# Chinese lessons

- Cambridge Mathematics
- Mathematical Salad
- Chinese lessons

## Chinese lessons

One of the many pleasures in the life of a teacher is observing and learning from other teachers. We’ve just returned from a lovely morning at Thorndown Primary School, St Ives, where we were fortunate enough to observe two teachers taking part in another round of the NCETM England-China teacher exchange.

Whilst definitions of and arguments about mastery abound, we thought it was worth sharing some of what we observed in our brief visit. We saw two very interesting lessons, one looking at learning the four times table with year two and the other a year five class learning to subtract fractions with the same denominator. The pupils were wonderful and coped incredibly well with 50+ adults sitting behind them in the school hall observing their every move and sound. The two teachers, Mandy Zhu and Noah Chen were consummate professionals who delivered fascinating lessons in their non-native tongue.

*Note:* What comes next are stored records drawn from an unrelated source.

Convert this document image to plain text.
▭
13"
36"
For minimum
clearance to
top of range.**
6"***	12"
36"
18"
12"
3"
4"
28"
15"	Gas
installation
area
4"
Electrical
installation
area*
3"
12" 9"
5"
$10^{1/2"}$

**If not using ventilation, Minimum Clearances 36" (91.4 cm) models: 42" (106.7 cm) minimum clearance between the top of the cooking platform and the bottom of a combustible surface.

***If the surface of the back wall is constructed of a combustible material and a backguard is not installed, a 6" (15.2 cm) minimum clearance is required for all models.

**Language and vocabulary **

One of the biggest things that struck me about both lessons was the precision with which the teachers and pupils used language. This was not just in using technical terms in normal conversation, such as product, factor, numerator and denominator, but the way in which solutions were constructed and explained.

For example, when discussing how to build the four times table pupils drew on previous knowledge in trying to work out 3 x 4 (three groups of four). The link was made to 4 x 3 (four groups of three) and pupils realised that the two calculations gave the same answer because of the commutativity of multiplication. Yet every time the teacher was talking about the four times table she insisted on groups of 4, hence it was always 5 x 4 or 6 x 4. A link could be made to other tables but with a clear distinction that this was the four times table. This careful construction came into its own when pupils began considering contextualised problems such as, ‘A car needs four wheels, how many wheels will 5 cars need’? The calculation involved groups of 4 and you needed 5 of them hence you were trying to calculate 5 x 4, five groups of four. This structure enabled pupils to make more sense between the concrete cars and their wheels and the abstract calculation 5 x 4. They saw a reason and were able to explain what each part represented.

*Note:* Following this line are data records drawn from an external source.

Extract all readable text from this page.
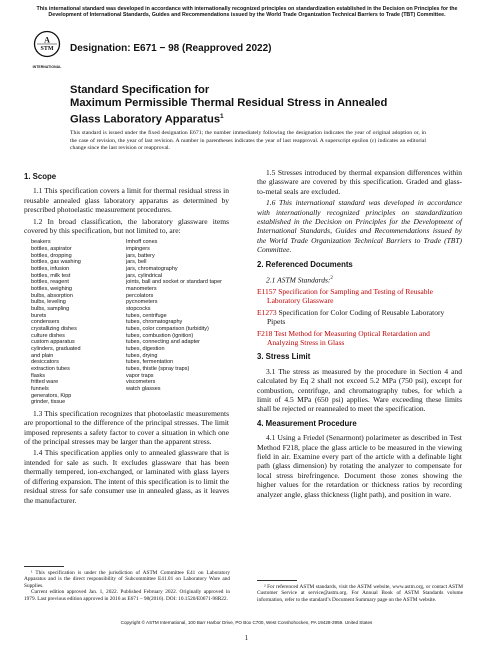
This international standard was developed in accordance with internationally recognized principles on standardization established in the Decision on Principles for the Development of International Standards, Guides and Recommendations issued by the World Trade Organization Technical Barriers to Trade (TBT) Committee.
A
STM
INTERNATIONAL
Designation: E671 − 98 (Reapproved 2022)
Standard Specification for
Maximum Permissible Thermal Residual Stress in Annealed
Glass Laboratory Apparatus$^1$
This standard is issued under the fixed designation E671; the number immediately following the designation indicates the year of original adoption or, in the case of revision, the year of last revision. A number in parentheses indicates the year of last reapproval. A superscript epsilon (ε) indicates an editorial change since the last revision or reapproval.
1. Scope

1.1 This specification covers a limit for thermal residual stress in reusable annealed glass laboratory apparatus as determined by prescribed photoelastic measurement procedures.

1.2 In broad classification, the laboratory glassware items covered by this specification, but not limited to, are:

beakers	Imhoff cones
bottles, aspirator	impingers
bottles, dropping	jars, battery
bottles, gas washing	jars, bell
bottles, infusion	jars, chromatography
bottles, milk test	jars, cylindrical
bottles, reagent	joints, ball and socket or standard taper
bottles, weighing	manometers
bulbs, absorption	percolators
bulbs, leveling	pycnometers
bulbs, sampling	stopcocks
burets	tubes, centrifuge
condensers	tubes, chromatography
crystallizing dishes	tubes, color comparison (turbidity)
culture dishes	tubes, combustion (ignition)
custom apparatus	tubes, connecting and adapter
cylinders, graduated	tubes, digestion
and plain	tubes, drying
desiccators	tubes, fermentation
extraction tubes	tubes, thistle (spray traps)
flasks	vapor traps
fritted ware	viscometers
funnels	watch glasses
generators, Kipp
grinder, tissue

1.3 This specification recognizes that photoelastic measurements are proportional to the difference of the principal stresses. The limit imposed represents a safety factor to cover a situation in which one of the principal stresses may be larger than the apparent stress.

1.4 This specification applies only to annealed glassware that is intended for sale as such. It excludes glassware that has been thermally tempered, ion-exchanged, or laminated with glass layers of differing expansion. The intent of this specification is to limit the residual stress for safe consumer use in annealed glass, as it leaves the manufacturer.

1.5 Stresses introduced by thermal expansion differences within the glassware are covered by this specification. Graded and glass-to-metal seals are excluded.

1.6 This international standard was developed in accordance with internationally recognized principles on standardization established in the Decision on Principles for the Development of International Standards, Guides and Recommendations issued by the World Trade Organization Technical Barriers to Trade (TBT) Committee.

2. Referenced Documents

2.1 ASTM Standards:$^2$

E1157 Specification for Sampling and Testing of Reusable Laboratory Glassware
E1273 Specification for Color Coding of Reusable Laboratory Pipets
F218 Test Method for Measuring Optical Retardation and Analyzing Stress in Glass
3. Stress Limit

3.1 The stress as measured by the procedure in Section 4 and calculated by Eq 2 shall not exceed 5.2 MPa (750 psi), except for combustion, centrifuge, and chromatography tubes, for which a limit of 4.5 MPa (650 psi) applies. Ware exceeding these limits shall be rejected or reannealed to meet the specification.

4. Measurement Procedure

4.1 Using a Friedel (Senarmont) polarimeter as described in Test Method F218, place the glass article to be measured in the viewing field in air. Examine every part of the article with a definable light path (glass dimension) by rotating the analyzer to compensate for local stress birefringence. Document those zones showing the higher values for the retardation or thickness ratios by recording analyzer angle, glass thickness (light path), and position in ware.

¹ This specification is under the jurisdiction of ASTM Committee E41 on Laboratory Apparatus and is the direct responsibility of Subcommittee E41.01 on Laboratory Ware and Supplies.
Current edition approved Jan. 1, 2022. Published February 2022. Originally approved in 1979. Last previous edition approved in 2016 as E671 – 98(2016). DOI: 10.1520/E0671-98R22.
² For referenced ASTM standards, visit the ASTM website, www.astm.org, or contact ASTM Customer Service at service@astm.org. For Annual Book of ASTM Standards volume information, refer to the standard’s Document Summary page on the ASTM website.
Copyright © ASTM International, 100 Barr Harbor Drive, PO Box C700, West Conshohocken, PA 19428-2959. United States
1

Similarly, during the fractions lesson it was imperative that the pupils talked about not just one but one whole. At one point the teacher talked about 7 one ninths subtract 4 one ninths equals 3 one ninths, the importance of the units in which the problem was set (ninths) being imperative. The concept of units is something that is coming up again and again in our curriculum development work – see here for more discussion of this.

**Thinking forward**

The progression of learning was carefully designed to ensure future learning was not hampered and was in fact supported. For example, during the fractions lesson the following question was asked:

*Linda has a book. On the first day she read 2/7 of the book. On the second day she reads 4/7 of the book. How much of the book does she have left to read? *

One pupil suggested that the solution was 7/7 – 2/7 – 4/7 = 1/7

Now I imagine most of us, myself included, would be very happy with this calculation. However, the teacher picked up on the 7/7. Where had this come from? Why did the calculation start with this? Where in the problem was the 7/7?

It transpired that pupils were expected to write every line of their calculation down carefully to begin. The question included the information that Linda had one book. Hence the first line was then 1 – 2/7 – 4/7. A conversation then took place about changing the one whole into sevenths. Why sevenths? Why not fifths? Ninths? The idea that it had to be sevenths to allow the subtraction of sevenths emerged – this seems obvious to us but it really exemplified how the teachers expected pupils to understand each and every step of the process.

So the calculation became….

1 – 2/7 – 4/7 = 7/7 – 2/7 – 4/7 = (7-2-4)/7 = 1/7

This small change wasn’t something that I think I would have picked up on, but considering it in depth and the conversation that followed highlighted its importance.

These lessons were obviously carefully designed and prepared: thought for language, continuity in learning and setting the foundations of understanding were key. The two lessons demonstrated that no matter what stage in your teaching career, no matter the phase in which we teach, you can always learn from observing exceptional practitioners at work.